Synergistic enhancement of visible-light photocatalysis in ZnO:(Cu,Co,Ni) nanoparticles: structural, optical, and defect engineering insights
摘要
ZnO nanoparticles co-doped with Cu, Co, and Ni were synthesized via co-precipitation to investigate structural, optical, and photocatalytic modifications. XRD confirmed the wurtzite structure with lattice distortions and crystallite sizes of 18–23 nm depending on dopant type. FE-SEM revealed particle growth from 34 nm (pure ZnO) to 82 nm (ZnO:(Co,Ni)). UV–Vis and Raman analyses showed visible-light absorption enhancement and increased oxygen vacancies, particularly in Co-containing samples. Photocatalytic testing under visible light showed that the ternary-doped ZnO:(Cu,Co,Ni) degraded ~ 95% Rhodamine B within 25 min (k ≈ 3× higher than pure ZnO), and induced a rapid degradation of the ciprofloxacin absorbance at 277 nm within 30 min.
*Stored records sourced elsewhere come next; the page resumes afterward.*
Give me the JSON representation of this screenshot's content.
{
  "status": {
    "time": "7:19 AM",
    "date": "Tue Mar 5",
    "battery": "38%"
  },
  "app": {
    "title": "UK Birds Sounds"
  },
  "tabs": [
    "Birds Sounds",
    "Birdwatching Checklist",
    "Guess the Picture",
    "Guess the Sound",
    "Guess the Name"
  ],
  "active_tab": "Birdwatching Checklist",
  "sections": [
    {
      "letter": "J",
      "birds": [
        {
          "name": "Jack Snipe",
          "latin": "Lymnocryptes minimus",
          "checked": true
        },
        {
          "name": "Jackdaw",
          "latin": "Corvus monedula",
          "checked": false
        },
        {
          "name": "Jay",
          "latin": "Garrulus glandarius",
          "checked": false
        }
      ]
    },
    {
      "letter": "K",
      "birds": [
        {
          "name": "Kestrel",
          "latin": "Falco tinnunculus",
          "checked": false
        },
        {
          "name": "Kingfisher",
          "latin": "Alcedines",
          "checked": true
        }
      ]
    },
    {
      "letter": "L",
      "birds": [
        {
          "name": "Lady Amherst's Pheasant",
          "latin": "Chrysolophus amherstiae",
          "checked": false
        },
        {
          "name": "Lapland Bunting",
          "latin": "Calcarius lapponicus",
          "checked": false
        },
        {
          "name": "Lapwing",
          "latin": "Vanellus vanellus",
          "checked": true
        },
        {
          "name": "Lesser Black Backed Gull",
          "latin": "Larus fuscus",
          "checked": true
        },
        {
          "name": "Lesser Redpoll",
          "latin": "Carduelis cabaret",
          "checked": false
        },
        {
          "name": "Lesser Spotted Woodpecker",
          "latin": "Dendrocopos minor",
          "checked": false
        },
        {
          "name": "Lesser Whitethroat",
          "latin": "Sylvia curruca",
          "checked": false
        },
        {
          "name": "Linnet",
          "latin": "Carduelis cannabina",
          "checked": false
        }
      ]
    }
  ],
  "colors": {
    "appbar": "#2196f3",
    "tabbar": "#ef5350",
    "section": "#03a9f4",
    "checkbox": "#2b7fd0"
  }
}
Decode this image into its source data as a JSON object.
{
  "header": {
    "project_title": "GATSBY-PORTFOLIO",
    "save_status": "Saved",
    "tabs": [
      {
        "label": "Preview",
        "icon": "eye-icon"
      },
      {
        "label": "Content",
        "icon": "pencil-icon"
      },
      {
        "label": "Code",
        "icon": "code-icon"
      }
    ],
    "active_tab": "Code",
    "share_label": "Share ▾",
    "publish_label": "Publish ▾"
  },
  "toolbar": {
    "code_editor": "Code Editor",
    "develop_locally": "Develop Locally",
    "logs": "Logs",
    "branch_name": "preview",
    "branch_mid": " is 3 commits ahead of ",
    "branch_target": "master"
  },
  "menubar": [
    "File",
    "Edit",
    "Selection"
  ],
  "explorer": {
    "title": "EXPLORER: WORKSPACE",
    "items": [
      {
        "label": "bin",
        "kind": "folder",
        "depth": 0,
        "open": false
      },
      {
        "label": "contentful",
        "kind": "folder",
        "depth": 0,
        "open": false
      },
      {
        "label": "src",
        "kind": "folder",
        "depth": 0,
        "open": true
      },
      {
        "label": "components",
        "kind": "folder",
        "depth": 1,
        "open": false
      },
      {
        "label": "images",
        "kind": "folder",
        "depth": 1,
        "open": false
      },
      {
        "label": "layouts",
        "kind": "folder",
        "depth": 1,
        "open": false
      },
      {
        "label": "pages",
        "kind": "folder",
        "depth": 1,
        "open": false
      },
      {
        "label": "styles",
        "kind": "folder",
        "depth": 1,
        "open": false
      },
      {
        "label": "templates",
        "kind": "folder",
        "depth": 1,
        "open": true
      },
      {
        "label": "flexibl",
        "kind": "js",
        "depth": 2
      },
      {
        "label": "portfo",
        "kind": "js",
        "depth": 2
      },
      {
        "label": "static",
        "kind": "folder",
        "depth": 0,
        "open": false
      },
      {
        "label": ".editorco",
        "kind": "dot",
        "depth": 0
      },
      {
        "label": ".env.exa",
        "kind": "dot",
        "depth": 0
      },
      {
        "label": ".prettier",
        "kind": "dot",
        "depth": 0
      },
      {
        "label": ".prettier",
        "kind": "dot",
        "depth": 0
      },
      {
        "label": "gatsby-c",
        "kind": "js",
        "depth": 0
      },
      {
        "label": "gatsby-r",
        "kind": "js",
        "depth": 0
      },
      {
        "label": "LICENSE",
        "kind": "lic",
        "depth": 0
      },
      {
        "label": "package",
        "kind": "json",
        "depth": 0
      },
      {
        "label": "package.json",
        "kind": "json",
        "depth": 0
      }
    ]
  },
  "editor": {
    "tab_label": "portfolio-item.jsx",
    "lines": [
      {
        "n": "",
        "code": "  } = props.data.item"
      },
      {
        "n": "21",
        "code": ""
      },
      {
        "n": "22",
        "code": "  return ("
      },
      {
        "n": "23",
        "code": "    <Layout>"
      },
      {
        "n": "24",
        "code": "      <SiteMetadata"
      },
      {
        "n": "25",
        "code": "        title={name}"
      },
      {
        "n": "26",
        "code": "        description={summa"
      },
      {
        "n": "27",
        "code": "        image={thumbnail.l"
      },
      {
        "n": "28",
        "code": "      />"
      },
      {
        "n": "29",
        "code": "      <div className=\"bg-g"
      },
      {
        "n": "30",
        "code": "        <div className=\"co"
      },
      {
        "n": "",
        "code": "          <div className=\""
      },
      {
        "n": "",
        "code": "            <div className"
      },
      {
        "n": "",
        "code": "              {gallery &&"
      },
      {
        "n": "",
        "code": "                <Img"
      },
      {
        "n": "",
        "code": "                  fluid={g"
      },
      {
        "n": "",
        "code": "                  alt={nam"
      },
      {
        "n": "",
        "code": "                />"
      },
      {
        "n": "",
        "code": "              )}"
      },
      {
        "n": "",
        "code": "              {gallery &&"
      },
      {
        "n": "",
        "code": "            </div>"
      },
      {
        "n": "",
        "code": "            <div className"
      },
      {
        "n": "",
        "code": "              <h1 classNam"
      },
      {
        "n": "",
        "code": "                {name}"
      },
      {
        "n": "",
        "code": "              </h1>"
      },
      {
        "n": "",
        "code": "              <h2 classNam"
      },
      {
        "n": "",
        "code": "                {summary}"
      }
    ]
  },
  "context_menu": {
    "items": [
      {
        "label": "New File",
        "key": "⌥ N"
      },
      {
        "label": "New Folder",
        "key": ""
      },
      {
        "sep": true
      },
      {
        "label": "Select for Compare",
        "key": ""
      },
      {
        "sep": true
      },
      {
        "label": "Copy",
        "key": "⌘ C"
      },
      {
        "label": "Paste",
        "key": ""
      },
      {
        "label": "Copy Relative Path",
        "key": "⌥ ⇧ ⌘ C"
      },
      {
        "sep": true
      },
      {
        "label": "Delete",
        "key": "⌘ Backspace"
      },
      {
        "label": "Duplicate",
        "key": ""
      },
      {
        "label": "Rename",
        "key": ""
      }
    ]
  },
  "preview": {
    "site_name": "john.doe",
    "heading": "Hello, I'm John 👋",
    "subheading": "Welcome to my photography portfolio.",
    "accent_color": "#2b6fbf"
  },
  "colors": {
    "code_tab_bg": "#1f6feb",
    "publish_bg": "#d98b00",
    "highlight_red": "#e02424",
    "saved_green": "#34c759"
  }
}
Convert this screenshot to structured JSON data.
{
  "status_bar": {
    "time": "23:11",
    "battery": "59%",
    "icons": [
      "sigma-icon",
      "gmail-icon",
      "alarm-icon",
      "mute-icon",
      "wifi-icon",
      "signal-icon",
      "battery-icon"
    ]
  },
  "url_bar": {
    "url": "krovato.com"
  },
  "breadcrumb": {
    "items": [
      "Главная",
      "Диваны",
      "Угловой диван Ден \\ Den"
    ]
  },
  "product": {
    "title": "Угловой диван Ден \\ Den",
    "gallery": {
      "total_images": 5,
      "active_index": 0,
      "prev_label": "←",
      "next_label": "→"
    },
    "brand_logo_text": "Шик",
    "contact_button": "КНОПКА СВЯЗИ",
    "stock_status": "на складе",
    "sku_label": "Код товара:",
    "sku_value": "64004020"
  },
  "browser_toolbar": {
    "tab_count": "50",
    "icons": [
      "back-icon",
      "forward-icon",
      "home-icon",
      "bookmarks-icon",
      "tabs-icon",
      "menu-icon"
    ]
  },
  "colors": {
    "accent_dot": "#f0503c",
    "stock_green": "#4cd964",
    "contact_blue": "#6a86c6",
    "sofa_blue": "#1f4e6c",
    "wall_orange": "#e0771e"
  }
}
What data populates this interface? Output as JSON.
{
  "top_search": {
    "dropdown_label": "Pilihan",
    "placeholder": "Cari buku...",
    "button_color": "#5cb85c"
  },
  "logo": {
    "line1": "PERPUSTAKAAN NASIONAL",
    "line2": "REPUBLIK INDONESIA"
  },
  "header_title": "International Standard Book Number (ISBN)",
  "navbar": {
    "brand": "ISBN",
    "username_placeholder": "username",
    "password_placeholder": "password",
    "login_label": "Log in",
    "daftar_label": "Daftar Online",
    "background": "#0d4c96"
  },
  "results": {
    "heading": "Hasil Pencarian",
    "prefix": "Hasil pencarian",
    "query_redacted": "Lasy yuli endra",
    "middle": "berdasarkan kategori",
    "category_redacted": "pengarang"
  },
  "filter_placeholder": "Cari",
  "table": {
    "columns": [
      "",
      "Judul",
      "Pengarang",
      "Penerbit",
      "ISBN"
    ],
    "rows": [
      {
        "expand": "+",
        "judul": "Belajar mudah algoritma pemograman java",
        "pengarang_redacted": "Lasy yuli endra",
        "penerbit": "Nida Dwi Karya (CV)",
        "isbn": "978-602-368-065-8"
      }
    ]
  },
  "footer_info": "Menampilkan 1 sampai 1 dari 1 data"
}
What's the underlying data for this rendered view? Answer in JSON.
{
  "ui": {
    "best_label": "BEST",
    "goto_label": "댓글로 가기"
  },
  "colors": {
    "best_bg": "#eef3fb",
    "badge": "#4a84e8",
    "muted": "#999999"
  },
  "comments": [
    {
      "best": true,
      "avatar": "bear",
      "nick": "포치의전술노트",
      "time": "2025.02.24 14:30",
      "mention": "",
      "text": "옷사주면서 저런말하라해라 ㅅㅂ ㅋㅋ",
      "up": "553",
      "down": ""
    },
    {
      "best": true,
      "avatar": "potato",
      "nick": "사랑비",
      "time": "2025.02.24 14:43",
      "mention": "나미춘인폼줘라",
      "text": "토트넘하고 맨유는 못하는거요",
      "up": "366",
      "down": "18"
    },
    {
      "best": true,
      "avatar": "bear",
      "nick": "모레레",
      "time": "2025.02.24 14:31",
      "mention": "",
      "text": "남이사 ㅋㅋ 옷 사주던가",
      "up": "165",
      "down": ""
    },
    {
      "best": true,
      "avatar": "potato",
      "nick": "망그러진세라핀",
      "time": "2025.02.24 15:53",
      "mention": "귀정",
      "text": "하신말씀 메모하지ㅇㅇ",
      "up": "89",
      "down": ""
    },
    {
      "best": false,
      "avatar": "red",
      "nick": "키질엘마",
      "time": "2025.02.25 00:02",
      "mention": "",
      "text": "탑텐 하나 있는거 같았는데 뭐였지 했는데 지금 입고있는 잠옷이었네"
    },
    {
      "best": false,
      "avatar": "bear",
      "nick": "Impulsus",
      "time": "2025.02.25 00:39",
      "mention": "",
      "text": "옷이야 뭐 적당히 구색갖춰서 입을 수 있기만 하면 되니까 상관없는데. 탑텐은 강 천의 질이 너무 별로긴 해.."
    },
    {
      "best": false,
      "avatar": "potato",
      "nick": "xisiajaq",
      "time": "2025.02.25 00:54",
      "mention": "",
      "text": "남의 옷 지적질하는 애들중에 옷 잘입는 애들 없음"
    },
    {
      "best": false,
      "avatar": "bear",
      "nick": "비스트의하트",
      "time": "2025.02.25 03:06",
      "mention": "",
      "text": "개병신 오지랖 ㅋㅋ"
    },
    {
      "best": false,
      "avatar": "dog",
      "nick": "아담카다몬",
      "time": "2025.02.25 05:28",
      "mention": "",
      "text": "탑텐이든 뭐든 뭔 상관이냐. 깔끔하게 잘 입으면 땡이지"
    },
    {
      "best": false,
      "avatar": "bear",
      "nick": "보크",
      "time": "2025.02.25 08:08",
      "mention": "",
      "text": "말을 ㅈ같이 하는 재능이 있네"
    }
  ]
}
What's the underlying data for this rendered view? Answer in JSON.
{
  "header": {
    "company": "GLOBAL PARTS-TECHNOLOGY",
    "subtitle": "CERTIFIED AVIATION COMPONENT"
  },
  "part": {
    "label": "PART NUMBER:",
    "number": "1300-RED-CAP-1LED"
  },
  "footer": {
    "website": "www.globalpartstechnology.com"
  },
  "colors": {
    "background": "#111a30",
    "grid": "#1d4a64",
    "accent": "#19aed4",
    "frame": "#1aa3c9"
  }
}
The performance enhancement is attributed to bandgap narrowing, improved charge separation, and synergistic defect engineering, highlighting ZnO:(Cu,Co,Ni) as a promising catalyst for environmental remediation. This work contributes to a controlled comparison of mono-, binary-, and ternary Cu/Co/Ni doping of ZnO synthesized under one identical protocol, enabling fair correlations between dopant complexity, defect signatures, and visible-light activity.